A Polícia Federal deflagrou, nesta quarta-feira (26), a Operação Peso Oculto para desarticular uma organização criminosa suspeita de contrabandear medicamentos emagrecedores e eletrônicos do Paraguai para o Brasil. A ação cumpre mandados de busca e apreensão em endereços ligados ao grupo nos estados de Minas Gerais e Paraná, após investigação que identificou uma rede estruturada de importação ilegal.

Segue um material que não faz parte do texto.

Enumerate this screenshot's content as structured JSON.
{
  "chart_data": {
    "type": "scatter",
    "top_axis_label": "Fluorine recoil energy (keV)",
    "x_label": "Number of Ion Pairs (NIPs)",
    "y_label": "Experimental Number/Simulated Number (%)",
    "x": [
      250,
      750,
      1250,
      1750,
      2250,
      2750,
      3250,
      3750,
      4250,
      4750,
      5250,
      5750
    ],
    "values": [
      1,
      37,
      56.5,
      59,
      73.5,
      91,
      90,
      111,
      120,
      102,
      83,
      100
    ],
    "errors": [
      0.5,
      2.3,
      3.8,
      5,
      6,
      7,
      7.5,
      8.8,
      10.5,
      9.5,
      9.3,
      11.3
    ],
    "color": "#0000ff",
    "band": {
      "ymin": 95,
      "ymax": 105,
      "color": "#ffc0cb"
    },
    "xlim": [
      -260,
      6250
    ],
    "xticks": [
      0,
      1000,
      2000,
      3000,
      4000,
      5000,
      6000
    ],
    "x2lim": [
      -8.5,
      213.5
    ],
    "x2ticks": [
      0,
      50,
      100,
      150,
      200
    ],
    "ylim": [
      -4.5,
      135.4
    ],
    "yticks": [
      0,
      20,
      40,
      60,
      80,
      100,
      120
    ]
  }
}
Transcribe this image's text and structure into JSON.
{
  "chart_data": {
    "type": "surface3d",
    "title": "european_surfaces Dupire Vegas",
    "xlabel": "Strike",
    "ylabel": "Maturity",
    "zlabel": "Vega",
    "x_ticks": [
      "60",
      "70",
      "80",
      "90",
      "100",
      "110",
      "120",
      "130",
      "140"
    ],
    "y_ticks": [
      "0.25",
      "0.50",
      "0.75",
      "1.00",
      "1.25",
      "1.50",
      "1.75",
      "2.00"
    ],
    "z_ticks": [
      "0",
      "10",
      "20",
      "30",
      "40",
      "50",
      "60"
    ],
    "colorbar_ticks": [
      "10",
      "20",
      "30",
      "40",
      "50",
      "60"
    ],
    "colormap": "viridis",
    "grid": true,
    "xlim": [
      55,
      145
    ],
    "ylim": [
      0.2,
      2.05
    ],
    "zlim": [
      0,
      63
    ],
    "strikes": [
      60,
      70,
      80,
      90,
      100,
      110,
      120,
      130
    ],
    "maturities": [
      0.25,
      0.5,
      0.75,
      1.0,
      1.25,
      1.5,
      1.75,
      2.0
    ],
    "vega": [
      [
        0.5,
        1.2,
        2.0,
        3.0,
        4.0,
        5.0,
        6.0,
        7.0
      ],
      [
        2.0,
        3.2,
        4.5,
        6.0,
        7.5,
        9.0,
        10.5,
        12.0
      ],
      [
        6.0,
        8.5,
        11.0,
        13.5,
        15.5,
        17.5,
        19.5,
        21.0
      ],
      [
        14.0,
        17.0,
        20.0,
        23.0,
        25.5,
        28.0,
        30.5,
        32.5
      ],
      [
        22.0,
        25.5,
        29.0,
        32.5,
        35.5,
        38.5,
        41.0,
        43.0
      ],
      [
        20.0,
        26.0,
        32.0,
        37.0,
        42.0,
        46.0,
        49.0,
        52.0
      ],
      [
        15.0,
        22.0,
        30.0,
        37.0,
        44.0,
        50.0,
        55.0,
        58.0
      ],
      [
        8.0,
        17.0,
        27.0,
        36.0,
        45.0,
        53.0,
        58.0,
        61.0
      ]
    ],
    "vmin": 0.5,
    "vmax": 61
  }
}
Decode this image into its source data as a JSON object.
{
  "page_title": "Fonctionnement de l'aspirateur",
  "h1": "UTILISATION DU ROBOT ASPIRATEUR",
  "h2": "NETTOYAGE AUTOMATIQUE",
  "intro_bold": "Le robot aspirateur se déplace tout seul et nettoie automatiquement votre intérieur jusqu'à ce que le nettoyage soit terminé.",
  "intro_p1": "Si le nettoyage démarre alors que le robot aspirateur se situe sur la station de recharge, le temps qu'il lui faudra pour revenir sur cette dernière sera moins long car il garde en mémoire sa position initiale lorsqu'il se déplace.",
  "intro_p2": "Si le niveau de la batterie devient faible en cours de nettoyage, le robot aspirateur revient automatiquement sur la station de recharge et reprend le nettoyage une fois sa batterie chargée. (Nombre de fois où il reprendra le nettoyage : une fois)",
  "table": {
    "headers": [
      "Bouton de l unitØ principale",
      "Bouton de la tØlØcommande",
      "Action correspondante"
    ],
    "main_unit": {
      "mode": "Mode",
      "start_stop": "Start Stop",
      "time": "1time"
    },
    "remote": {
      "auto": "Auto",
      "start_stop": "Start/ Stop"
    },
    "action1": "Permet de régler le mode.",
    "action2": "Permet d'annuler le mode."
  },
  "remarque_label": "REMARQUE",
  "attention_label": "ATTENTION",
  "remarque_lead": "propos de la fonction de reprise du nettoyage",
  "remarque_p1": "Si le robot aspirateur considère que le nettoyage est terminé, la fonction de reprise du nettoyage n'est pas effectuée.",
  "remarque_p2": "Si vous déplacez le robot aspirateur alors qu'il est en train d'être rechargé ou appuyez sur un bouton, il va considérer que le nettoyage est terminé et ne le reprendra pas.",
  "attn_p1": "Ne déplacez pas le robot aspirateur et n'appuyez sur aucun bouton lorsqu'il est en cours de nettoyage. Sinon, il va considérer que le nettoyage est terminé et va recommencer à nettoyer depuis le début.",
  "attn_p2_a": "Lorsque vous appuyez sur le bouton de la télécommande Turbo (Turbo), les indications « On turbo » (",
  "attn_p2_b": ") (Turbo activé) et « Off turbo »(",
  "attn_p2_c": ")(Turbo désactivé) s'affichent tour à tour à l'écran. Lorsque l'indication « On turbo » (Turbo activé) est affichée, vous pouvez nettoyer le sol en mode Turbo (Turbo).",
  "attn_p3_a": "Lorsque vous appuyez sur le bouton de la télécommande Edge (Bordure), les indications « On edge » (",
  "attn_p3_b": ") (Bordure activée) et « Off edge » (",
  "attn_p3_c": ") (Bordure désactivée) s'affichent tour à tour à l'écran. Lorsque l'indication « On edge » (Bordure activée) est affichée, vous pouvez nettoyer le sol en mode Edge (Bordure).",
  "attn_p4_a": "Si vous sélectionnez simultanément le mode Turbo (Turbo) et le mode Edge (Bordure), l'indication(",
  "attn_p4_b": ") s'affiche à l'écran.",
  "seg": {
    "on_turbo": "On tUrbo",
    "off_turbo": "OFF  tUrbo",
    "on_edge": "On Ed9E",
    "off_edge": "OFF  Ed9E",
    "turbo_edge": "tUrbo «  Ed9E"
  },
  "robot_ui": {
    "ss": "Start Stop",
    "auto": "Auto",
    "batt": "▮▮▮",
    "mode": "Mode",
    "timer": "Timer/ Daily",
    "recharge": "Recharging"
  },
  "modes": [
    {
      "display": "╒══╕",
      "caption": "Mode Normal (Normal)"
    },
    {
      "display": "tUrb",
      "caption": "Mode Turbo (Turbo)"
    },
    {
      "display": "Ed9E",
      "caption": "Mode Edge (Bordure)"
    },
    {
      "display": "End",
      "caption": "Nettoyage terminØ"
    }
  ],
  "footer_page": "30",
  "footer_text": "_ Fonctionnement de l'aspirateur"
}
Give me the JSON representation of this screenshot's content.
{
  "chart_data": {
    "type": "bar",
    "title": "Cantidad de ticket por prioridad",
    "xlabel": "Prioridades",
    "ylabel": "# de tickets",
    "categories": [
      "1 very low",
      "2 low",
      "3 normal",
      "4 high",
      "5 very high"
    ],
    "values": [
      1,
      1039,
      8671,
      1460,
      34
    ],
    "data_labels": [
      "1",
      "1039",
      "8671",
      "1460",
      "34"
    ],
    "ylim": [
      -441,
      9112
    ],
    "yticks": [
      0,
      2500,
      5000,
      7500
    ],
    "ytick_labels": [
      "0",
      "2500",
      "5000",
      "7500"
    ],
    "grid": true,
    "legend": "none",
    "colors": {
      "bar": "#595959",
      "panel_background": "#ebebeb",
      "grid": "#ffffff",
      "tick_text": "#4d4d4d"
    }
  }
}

Segundo as apurações, o grupo utilizava rotas terrestres e aéreas para trazer os produtos, que eram revendidos em farmácias de manipulação e lojas de eletrônicos, muitas vezes sem registro nos órgãos de vigilância sanitária. A investigação apontou que os medicamentos emagrecedores, em especial, representavam risco à saúde pública, pois não passavam por controle de qualidade e poderiam conter substâncias proibidas no Brasil.
Esquema de contrabando e lavagem de dinheiro
As autoridades também investigam a movimentação financeira do grupo, que utilizava contas de terceiros e empresas de fachada para ocultar a origem do dinheiro obtido com a venda dos produtos. A operação contou com o apoio da Receita Federal e do Ministério Público Federal, que acompanham os desdobramentos do caso.
Os mandados foram expedidos pela Justiça Federal após análise de dados bancários e fiscais, que revelaram um fluxo constante de remessas para o Paraguai e a entrada de mercadorias em território nacional. A PF não descarta novas fases da operação, que pode resultar em prisões preventivas e denúncias por contrabando, descaminho e lavagem de dinheiro.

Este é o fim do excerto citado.